Using multilingual BERT (mBERT), design an experiment for zero-shot cross-lingual transfer: fine-tune on English sentiment data and evaluate on French, German, and Spanish sentiment data (without any training data in those languages). Report accuracy for each language and discuss what factors affect cross-lingual transfer quality.

Exercise 20.33: Efficient Fine-Tuning Comparison

Compare three fine-tuning strategies on the same dataset and compute budget: - (a) Full fine-tuning of BERT-Base - (b) Feature extraction with a 2-layer MLP - (c) Partial fine-tuning (freeze first 9 layers)

Report: accuracy, training time, GPU memory usage, and number of trainable parameters.

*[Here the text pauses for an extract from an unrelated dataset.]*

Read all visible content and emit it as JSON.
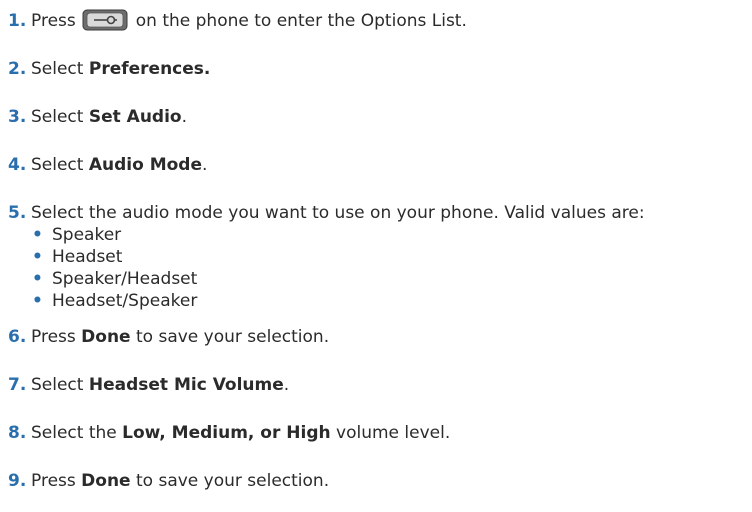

Exercise 20.34: Span Corruption Implementation

Implement T5's span corruption pre-training objective from scratch. Given a tokenized sentence, your function should: - Select spans to corrupt (with mean span length 3 and corruption rate 15%) - Replace each span with a unique sentinel token - Generate the corresponding target sequence - Return both the corrupted input and the target

Exercise 20.35: ELECTRA-Style Pre-training

Implement a simplified version of ELECTRA's replaced token detection: - Train a small masked language model as the generator - Use the generator to produce replacements for masked tokens - Train a discriminator to classify each token as original or replaced Compare the training efficiency (loss convergence per step) with standard MLM on a small corpus.